Na sentença, o juiz descreve que o quarteto teria movimentado R$ 40,7 milhões, conforme relato do Ministério Público Federal. A PF, contudo, identificou movimentação de R$ 54 milhões de 2,3 mil vítimas.
“Após a captação dos recursos de terceiros por meio do funcionamento aparentemente regular da instituição financeira por dado período de tempo, com o ingresso constante de novos investidores em claro esquema de pirâmide financeira, os denunciados acima nominados, visando a obtenção de vantagem ilícita, em prejuízo de centenas de vítimas induzidas a erro em virtude do meio fraudulento acima descrito, obtiveram para si proveito financeiro de milhões de reais, sacando parte dos respectivos valores imediatamente, sem sequer aplicá-los no mercado financeiro”, relatou.
“Os acusados não juntaram prova de que a RSI tivesse autorização para funcionar como instituição financeira; ao contrário, CLODOALDO e LUCAS admitiram, em seus interrogatórios, que desconheciam a necessidade dessa autorização.

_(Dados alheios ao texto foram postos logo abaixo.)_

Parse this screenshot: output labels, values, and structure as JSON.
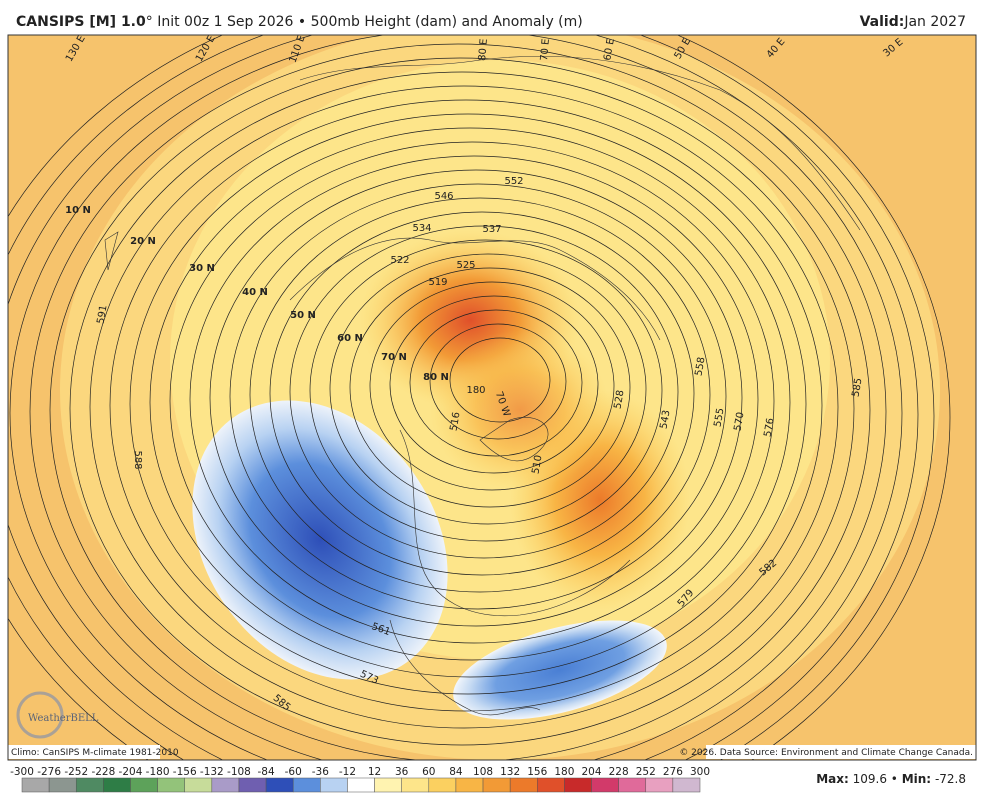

Comprovado, portanto, que a RSI operava como instituição financeira, realizando ao menos a atividade de ‘captação de recursos de terceiros’, sem autorização para tanto. Quanto à autoria, também penso que foi demonstrada a contento em relação aos 3 acusados”, concluiu.
“Presume-se, portanto, que não se tratou de uma captação, propriamente dita, mas da devolução de valores anteriormente remetidos para que fossem investidos. Ainda assim, tem-se um total captado de clientes de cerca de R$ 40,7 milhões (ou quase R$ 54 milhões, se utilizarmos todo o período da quebra de sigilo bancário)”, relatou Florentini.
Apesar de ter prometido a aplicação na Bolsa de Valores, a RSI não aplicava o dinheiro para garantir a rentabilidade prometida aos clientes. “Assim, com os elementos de que se dispõe, pode-se concluir que a RSI, apesar de ter captado cerca de R$ 40,7 milhões de seus clientes, somente aplicou no mercado de capitais em torno de R$ 2,73 milhões, não tendo feito qualquer outro tipo de investimento em qualquer outro mercado, o que significa que apenas 6,7% dos recursos arrecadados foram efetivamente empregados em algum tipo de produto financeiro que pudesse gerar renda”, frisou o magistrado.
“Essa constatação, por si só, já indicia que a promessa de rendimentos em torno de 10% a.m. para os investidores era um ardil, uma enganação, pois o percentual irrisório efetivamente investido jamais poderia gerar rendimentos que remunerassem os investidores, pagasse as despesas comerciais e administrativas, incluindo a comissão dos corretores, e ainda produzisse um excedente a ser distribuído para os administradores a título de lucros ou pro labore”, relatou.
“Dessa forma, como dito, considerando que apenas um percentual irrisório dos valores captados foi aplicado no mercado financeiro, o qual jamais seria capaz de gerar ganhos que cobrissem as despesas e os rendimentos prometidos, e que mesmo esse percentual não gerou qualquer lucro ou superávit, conclui-se que a promessa de rendimento feita aos investidores se constituiu num ardil, num engodo, urdido com a finalidade de que aportassem e continuassem aportando valores na RSI”, destacou.
Clodoaldo afirmou à Justiça que restituiu os investidores e se desfez de todo o patrimônio para reparar o golpe. “De outro lado, não há provas de que o grosso dos valores por ele recebidos tenha sido transferido para terceiros, o que poderia ter sido facilmente viabilizado pela juntado dos extratos bancários em que constassem tais transferências, ou eventualmente os recibos emitidos pelos investidores”, observou o juiz.
E pior ainda foi a conversa entre o empresário e Lucas, de que se desfaria do patrimônio para evitar bloqueio por causa do golpe. “Ademais, a análise do conteúdo dos terminais móveis de LUCAS e CLODOALDO revelou uma conversa entre ambos, travada em 02/07/2020, que mostra o contrário, ou seja, que CLODOALDO não teve e não tinha a intenção de ressarcir os clientes da RSI, após a ruína da empresa, e estava preocupado em esconder seu patrimônio”, pontuou o magistrado.
Esta é a primeira sentença contra acusados de dar golpe milionário desvendada pela Polícia Federal. A Operação Ouro de Ofir, que passou a tramitar na Justiça estadual, segue sem desfecho, apesar de ter feito 60 mil vítimas em todo o País.